The Flow That Finally Worked
The final path looked like this:
- a PR merges into
main - GitHub Actions builds the AI service image and pushes it to GHCR
- the workflow captures the digest
- the workflow updates the rollout manifest to use the pinned digest
- the workflow commits that change back to
mainusing the GitHub App identity - Argo CD syncs the new digest into the cluster
That means the cluster ends up running an immutable artifact that is explicitly recorded in Git.
When I finally saw the digest appear in the rollout manifest and then verified that the running image in the cluster matched it, that was the moment the whole exercise stopped being theoretical.
Was It Worth It?
Yes, but with an asterisk.
It was worth it because it exposed a set of real engineering constraints that are easy to underestimate:
- GitOps is easy to describe and harder to preserve rigorously
- automation identity matters
- mutable tags are a footgun
- branch protection interacts with release automation in nontrivial ways
- platform permission models have real edges
It was also more machinery than most teams need.
If I were building this for many production teams, I would also seriously consider simpler paths:
- Argo CD Image Updater
- a dedicated promotion repository
- a repo-scoped bot with
Contents: write - a release-tag based promotion model
The point is not that every shop should build exactly this.
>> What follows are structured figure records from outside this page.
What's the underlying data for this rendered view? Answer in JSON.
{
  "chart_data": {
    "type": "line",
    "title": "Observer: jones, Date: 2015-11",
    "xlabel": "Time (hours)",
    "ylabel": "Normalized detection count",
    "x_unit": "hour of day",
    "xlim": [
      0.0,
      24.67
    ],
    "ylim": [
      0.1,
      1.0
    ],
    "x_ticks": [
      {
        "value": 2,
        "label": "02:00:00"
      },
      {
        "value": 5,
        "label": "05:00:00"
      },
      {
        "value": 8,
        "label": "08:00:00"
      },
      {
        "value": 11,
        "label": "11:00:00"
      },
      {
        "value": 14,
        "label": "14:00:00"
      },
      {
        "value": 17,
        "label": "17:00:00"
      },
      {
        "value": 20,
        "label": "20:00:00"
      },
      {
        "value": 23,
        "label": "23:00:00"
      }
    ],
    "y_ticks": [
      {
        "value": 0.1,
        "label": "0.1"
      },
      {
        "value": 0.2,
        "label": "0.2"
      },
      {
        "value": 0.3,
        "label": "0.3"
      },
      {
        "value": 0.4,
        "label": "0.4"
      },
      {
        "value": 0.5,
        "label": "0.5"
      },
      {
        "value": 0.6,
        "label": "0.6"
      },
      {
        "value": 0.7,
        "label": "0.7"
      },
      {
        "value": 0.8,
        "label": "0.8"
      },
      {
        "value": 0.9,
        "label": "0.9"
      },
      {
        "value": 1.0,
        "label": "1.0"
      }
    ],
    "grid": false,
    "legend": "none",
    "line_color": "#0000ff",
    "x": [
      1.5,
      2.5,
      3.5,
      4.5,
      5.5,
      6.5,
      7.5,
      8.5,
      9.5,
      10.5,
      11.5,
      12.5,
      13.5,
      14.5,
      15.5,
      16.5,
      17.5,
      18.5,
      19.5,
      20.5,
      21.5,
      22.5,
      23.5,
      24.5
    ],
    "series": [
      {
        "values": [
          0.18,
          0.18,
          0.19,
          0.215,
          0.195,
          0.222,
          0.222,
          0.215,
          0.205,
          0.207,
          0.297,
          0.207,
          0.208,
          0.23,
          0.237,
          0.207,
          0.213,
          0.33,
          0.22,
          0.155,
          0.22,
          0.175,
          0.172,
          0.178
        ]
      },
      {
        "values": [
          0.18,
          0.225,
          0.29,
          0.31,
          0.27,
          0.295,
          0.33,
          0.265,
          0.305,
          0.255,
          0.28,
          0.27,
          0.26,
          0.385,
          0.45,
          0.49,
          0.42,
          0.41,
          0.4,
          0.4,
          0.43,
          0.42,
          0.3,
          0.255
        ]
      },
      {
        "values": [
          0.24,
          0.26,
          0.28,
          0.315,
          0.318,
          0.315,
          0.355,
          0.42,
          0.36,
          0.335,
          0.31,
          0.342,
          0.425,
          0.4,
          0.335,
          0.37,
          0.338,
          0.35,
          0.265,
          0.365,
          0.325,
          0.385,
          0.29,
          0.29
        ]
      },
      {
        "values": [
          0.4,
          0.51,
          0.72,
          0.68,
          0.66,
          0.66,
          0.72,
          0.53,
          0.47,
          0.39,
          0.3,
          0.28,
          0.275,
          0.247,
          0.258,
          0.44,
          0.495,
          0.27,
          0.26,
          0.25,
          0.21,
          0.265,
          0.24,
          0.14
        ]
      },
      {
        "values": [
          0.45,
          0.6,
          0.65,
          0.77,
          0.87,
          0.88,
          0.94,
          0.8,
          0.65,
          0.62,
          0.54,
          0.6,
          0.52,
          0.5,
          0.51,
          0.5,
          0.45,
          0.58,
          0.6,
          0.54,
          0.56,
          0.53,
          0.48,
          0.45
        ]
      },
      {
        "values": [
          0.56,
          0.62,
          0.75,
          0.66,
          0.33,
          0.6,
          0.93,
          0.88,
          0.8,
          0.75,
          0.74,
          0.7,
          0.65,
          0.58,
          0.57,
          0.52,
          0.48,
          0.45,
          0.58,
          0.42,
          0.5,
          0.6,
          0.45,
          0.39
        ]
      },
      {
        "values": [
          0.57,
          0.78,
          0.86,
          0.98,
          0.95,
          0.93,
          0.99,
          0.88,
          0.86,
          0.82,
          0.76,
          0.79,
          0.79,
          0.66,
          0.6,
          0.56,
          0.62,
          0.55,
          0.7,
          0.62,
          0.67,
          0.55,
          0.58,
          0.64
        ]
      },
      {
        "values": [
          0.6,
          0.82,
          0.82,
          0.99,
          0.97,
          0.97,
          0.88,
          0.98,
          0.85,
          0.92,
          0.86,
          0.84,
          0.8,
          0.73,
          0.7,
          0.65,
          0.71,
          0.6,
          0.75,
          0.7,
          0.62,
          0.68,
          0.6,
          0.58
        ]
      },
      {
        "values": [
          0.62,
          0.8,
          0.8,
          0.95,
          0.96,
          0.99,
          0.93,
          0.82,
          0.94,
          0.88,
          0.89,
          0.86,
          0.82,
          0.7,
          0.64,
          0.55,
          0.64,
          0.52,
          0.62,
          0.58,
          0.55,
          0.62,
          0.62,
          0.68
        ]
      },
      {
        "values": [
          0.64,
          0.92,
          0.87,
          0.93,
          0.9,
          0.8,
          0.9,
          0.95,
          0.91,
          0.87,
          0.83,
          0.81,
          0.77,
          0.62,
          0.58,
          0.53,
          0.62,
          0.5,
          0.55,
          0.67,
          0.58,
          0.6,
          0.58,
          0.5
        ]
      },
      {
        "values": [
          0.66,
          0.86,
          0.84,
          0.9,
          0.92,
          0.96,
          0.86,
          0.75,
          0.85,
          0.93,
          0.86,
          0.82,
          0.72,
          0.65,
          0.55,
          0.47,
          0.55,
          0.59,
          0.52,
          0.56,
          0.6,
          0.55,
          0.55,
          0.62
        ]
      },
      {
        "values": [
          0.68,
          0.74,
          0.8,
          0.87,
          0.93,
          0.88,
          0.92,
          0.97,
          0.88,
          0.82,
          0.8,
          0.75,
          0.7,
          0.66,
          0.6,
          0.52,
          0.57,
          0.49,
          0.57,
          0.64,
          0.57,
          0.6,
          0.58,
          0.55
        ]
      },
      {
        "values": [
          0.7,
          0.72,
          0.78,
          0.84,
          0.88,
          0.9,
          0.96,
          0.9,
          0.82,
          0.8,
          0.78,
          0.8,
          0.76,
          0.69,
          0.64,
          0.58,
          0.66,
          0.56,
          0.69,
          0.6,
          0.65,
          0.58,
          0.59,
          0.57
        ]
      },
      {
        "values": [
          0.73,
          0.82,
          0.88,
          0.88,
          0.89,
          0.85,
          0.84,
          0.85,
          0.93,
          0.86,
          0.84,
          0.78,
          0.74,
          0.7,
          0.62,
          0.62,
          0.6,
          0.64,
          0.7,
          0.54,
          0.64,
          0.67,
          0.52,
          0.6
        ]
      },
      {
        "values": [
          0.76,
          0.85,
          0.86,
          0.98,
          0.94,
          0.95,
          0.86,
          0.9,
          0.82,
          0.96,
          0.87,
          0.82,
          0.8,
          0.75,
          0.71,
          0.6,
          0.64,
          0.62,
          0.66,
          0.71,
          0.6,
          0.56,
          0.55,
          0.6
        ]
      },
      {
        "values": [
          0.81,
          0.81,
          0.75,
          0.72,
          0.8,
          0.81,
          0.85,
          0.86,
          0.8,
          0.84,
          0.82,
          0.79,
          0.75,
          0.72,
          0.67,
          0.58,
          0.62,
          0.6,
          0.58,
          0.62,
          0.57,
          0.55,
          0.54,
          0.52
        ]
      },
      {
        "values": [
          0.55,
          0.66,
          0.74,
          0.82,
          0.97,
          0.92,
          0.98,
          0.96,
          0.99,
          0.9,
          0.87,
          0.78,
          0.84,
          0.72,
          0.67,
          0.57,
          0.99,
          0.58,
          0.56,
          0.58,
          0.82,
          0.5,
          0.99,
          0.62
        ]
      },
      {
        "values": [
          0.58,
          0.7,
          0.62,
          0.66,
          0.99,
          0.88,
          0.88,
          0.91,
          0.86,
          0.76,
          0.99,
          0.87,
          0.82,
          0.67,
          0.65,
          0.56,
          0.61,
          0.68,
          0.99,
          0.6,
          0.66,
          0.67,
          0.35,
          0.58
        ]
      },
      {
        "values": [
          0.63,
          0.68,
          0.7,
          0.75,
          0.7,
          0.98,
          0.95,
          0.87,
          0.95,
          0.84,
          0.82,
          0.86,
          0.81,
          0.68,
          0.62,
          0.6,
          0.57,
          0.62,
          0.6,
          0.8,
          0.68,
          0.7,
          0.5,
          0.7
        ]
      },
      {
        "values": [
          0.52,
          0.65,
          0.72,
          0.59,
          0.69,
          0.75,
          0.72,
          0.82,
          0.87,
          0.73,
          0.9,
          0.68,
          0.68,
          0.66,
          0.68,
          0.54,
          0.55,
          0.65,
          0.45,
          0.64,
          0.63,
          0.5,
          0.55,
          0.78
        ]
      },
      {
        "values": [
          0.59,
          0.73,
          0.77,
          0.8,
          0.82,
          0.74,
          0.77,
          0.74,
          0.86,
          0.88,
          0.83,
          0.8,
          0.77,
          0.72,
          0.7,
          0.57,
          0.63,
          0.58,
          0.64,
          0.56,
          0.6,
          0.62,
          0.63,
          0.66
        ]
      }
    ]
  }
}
The point is that if you care about immutable artifact promotion in a GitOps system, there is a real problem here to solve, and the “obvious” solution is rarely as simple as it first sounds.
The Real Takeaway
The most satisfying part of this project was not just that the idea worked. It was that the work surfaced the right tradeoff.
The final design is not “perfect least privilege.” It is:
- secure enough to be credible
- narrow enough to be responsible
- simple enough to be supportable
- explicit enough to preserve GitOps guarantees
That is usually the actual engineering target.